1. Field of the Invention
The present invention relates to a technique for magnetically separating and moving plate-like metal objects such as metal can lids (closures, ends) for drying, curing or other purposes.
2. Description of Related Art
Closures for metal beverage containers are generally of a circular shape with a flanged perimeter called a curl. The closures are usually made of aluminum or steel, and the curl is used in attaching the closure to a can body through a seaming operation. To aid the integrity of the seal thus formed between the can body and the closure, it is a common practice to apply a bead of sealant or adhesive ("compound") within the curl during manufacture of the closure. Different types of coatings are also selectively or generally applied to can closures and can bodies for various other purposes as well, for example, to repair damaged coatings. For the purposes of the present description, coatings, sealants and adhesives are all considered to be "liquids" applied to a workpiece.
One problem which arises in this manufacturing operation is the curing or drying of such liquids. Recently there has been increased interest in the use of water-based sealants in the container industry, which may take 3-4 days to dry to an acceptable state for application of the closure to a can body. This was not a severe problem for solvent-based liquids, because the volatile solvent quickly evaporates and is acceptably dry for application of the closure to a can body typically within 48 hours.
In the past, can closures were heated to aid the drying or curing process typically either by infrared radiation or convection heating. These systems, especially the convection heating systems, tended to be large, bulky and expensive to operate due to inefficient energy usage. The parent applications describe a system for heating can ends inductively.
Since the present invention may be useful for most, if not all, of the various operations during manufacture, including application of liquids, drying of such liquids, and even transportation of closures from one station to the next, all such operations may be referred to herein collectively as "treatments".
Metal can closures are typically conveyed through treating apparatus in either of two ways. They can be conveyed by a conveyor belt, in which case the closures lie flat on the belt or they can be stacked within a track or cage, in abutting face-to-face contact with each other ("in-stick"). The former technique is exemplified in Collins U.S. Pat. No. 4,017,704. In the latter technique the closures are pushed through the apparatus in a direction transverse to their faces. Treating of can ends being pushed through in-stick would require less floor space since many more can ends can be packed into a given length of track. The technique is not often used in heat treating apparatus because convection air currents cannot heat or dry the faces of the can ends directly.

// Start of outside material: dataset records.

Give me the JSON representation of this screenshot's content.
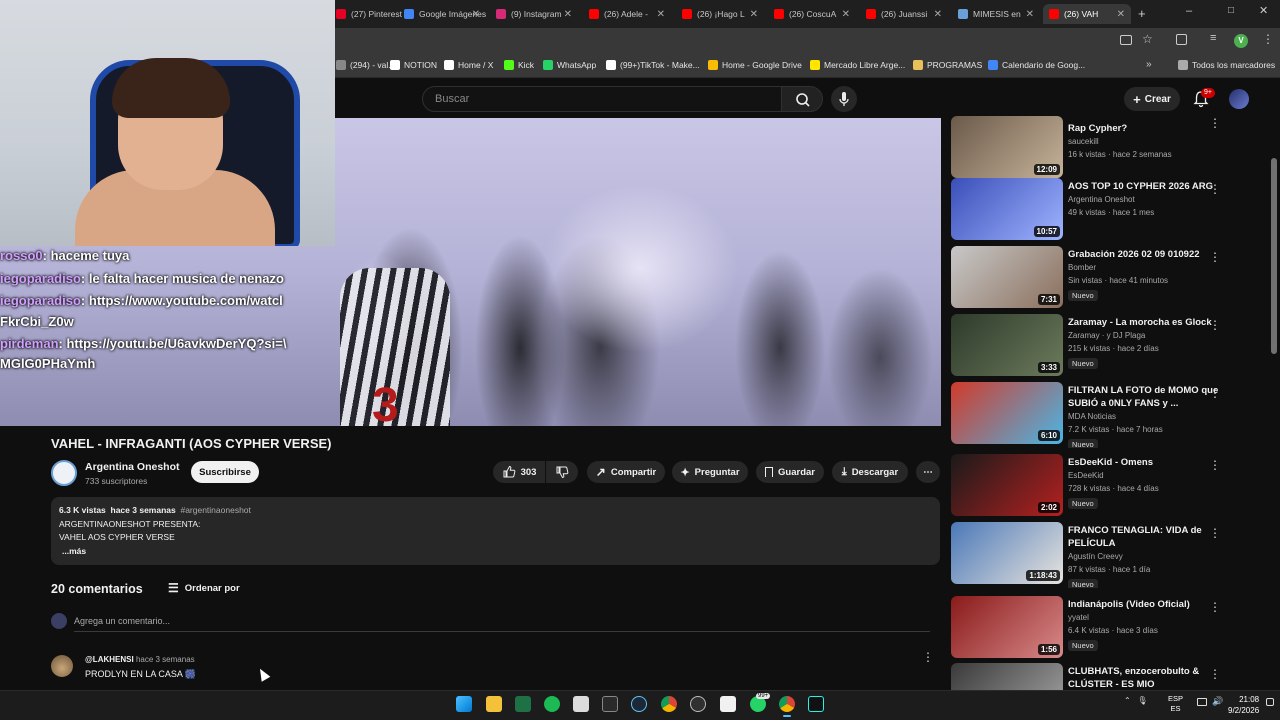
{
  "browser": {
    "tabs": [
      {
        "label": "(27) Pinterest",
        "color": "#e60023"
      },
      {
        "label": "Google Imágenes",
        "color": "#4285f4"
      },
      {
        "label": "(9) Instagram",
        "color": "#d62976"
      },
      {
        "label": "(26) Adele -",
        "color": "#ff0000"
      },
      {
        "label": "(26) ¡Hago L",
        "color": "#ff0000"
      },
      {
        "label": "(26) CoscuA",
        "color": "#ff0000"
      },
      {
        "label": "(26) Juanssi",
        "color": "#ff0000"
      },
      {
        "label": "MIMESIS en",
        "color": "#6aa0d8"
      },
      {
        "label": "(26) VAH",
        "color": "#ff0000"
      }
    ],
    "bookmarks": [
      {
        "label": "(294) - val...",
        "color": "#888888"
      },
      {
        "label": "NOTION",
        "color": "#ffffff"
      },
      {
        "label": "Home / X",
        "color": "#ffffff"
      },
      {
        "label": "Kick",
        "color": "#53fc18"
      },
      {
        "label": "WhatsApp",
        "color": "#25d366"
      },
      {
        "label": "(99+)TikTok - Make...",
        "color": "#ffffff"
      },
      {
        "label": "Home - Google Drive",
        "color": "#fbbc04"
      },
      {
        "label": "Mercado Libre Arge...",
        "color": "#ffe600"
      },
      {
        "label": "PROGRAMAS",
        "color": "#e8c15a"
      },
      {
        "label": "Calendario de Goog...",
        "color": "#4285f4"
      }
    ],
    "all_bookmarks": "Todos los marcadores",
    "profile_letter": "V"
  },
  "header": {
    "search_placeholder": "Buscar",
    "create_label": "Crear",
    "notifications": "9+"
  },
  "chat": [
    {
      "user": "rosso0",
      "text": "haceme tuya"
    },
    {
      "user": "iegoparadiso",
      "text": "le falta hacer musica de nenazo"
    },
    {
      "user": "iegoparadiso",
      "text": "https://www.youtube.com/watcl"
    },
    {
      "user": "",
      "text": "FkrCbi_Z0w"
    },
    {
      "user": "pirdeman",
      "text": "https://youtu.be/U6avkwDerYQ?si=\\"
    },
    {
      "user": "",
      "text": "MGlG0PHaYmh"
    }
  ],
  "video": {
    "jersey_number": "3",
    "title": "VAHEL - INFRAGANTI (AOS CYPHER VERSE)",
    "channel": "Argentina Oneshot",
    "subscribers": "733 suscriptores",
    "subscribe_label": "Suscribirse",
    "likes": "303",
    "share_label": "Compartir",
    "ask_label": "Preguntar",
    "save_label": "Guardar",
    "download_label": "Descargar",
    "description": {
      "views": "6.3 K vistas",
      "time": "hace 3 semanas",
      "tag": "#argentinaoneshot",
      "line1": "ARGENTINAONESHOT PRESENTA:",
      "line2": "VAHEL AOS CYPHER VERSE",
      "more": "...más"
    }
  },
  "comments": {
    "count_label": "20 comentarios",
    "sort_label": "Ordenar por",
    "input_placeholder": "Agrega un comentario...",
    "items": [
      {
        "user": "@LAKHENSI",
        "time": "hace 3 semanas",
        "text": "PRODLYN EN LA CASA 🎆"
      }
    ]
  },
  "recommendations": [
    {
      "title": "Rap Cypher?",
      "channel": "saucekill",
      "meta": "16 k vistas · hace 2 semanas",
      "duration": "12:09",
      "nuevo": "",
      "thumb": [
        "#6b5a4a",
        "#c7b39a"
      ]
    },
    {
      "title": "AOS TOP 10 CYPHER 2026 ARG",
      "channel": "Argentina Oneshot",
      "meta": "49 k vistas · hace 1 mes",
      "duration": "10:57",
      "nuevo": "",
      "thumb": [
        "#3a4fb8",
        "#9fb4ff"
      ]
    },
    {
      "title": "Grabación 2026 02 09 010922",
      "channel": "Bomber",
      "meta": "Sin vistas · hace 41 minutos",
      "duration": "7:31",
      "nuevo": "Nuevo",
      "thumb": [
        "#c8c8c8",
        "#8a6f5c"
      ]
    },
    {
      "title": "Zaramay - La morocha es Glock",
      "channel": "Zaramay · y DJ Plaga",
      "meta": "215 k vistas · hace 2 días",
      "duration": "3:33",
      "nuevo": "Nuevo",
      "thumb": [
        "#2d3a2a",
        "#6c7a5c"
      ]
    },
    {
      "title": "FILTRAN LA FOTO de MOMO que SUBIÓ a 0NLY FANS y ...",
      "channel": "MDA Noticias",
      "meta": "7.2 K vistas · hace 7 horas",
      "duration": "6:10",
      "nuevo": "Nuevo",
      "thumb": [
        "#d23a2a",
        "#4ab6e6"
      ]
    },
    {
      "title": "EsDeeKid - Omens",
      "channel": "EsDeeKid",
      "meta": "728 k vistas · hace 4 días",
      "duration": "2:02",
      "nuevo": "Nuevo",
      "thumb": [
        "#1a1a1a",
        "#b52020"
      ]
    },
    {
      "title": "FRANCO TENAGLIA: VIDA de PELÍCULA",
      "channel": "Agustín Creevy",
      "meta": "87 k vistas · hace 1 día",
      "duration": "1:18:43",
      "nuevo": "Nuevo",
      "thumb": [
        "#4a78b8",
        "#e8e4de"
      ]
    },
    {
      "title": "Indianápolis (Video Oficial)",
      "channel": "yyatel",
      "meta": "6.4 K vistas · hace 3 días",
      "duration": "1:56",
      "nuevo": "Nuevo",
      "thumb": [
        "#8a1a1a",
        "#d88a8a"
      ]
    },
    {
      "title": "CLUBHATS, enzocerobulto & CLÚSTER - ES MIO",
      "channel": "",
      "meta": "",
      "duration": "",
      "nuevo": "",
      "thumb": [
        "#3a3a3a",
        "#a8a8a8"
      ]
    }
  ],
  "taskbar": {
    "lang_top": "ESP",
    "lang_bottom": "ES",
    "time": "21:08",
    "date": "9/2/2026",
    "whatsapp_badge": "99+"
  }
}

Sullivan U.S. Pat. No. 4,333,246 attempts to address this problem in the context of convective drying techniques. In Sullivan, the workpieces are pushed through a curvilinear path defined by a constant width trackwork, allowed to pivot on the portions of the workpieces in proximity to the shorter radiuses whereby fan-like separation of the portions in proximity to the longer radius occurs. Sullivan uses this trackwork to partially separate can ends as heated air is directed toward the separated portions.
The Sullivan technique has a number of major disadvantages. First, though one portion of each of the workpieces is separated from the other workpieces, there is always another portion of the workpieces (the portions in proximity to the shorter radiuses) which are touching other workpieces. The pieces are only fanned, not truly separated. Thus, if the apparatus is being used to cure liquids applied selectively on can ends, for example, it can be used only where the selectively applied liquid has been applied somewhere other than around the circumference where the ends are likely to touch each other. Additionally, the pressure on the portions of the ends which do touch each other, caused by the forces pushing the ends along the track, can soften and/or damage the metal of the ends or their coating. Moreover, the Sullivan apparatus can generate only limited separation between the fanned portions of the can ends, since greater separation requires tighter curves in the trackwork, which in turn requires greater force and stronger materials in the equipment which pushes the ends along the track. Nor can the technique be used for long conveyance paths, for the same reason, even if the curves are kept shallow. Still further, Sullivan's technique will not work well with can ends which have pull rings, since these can ends do not nest well and are likely to scratch each other if they touch.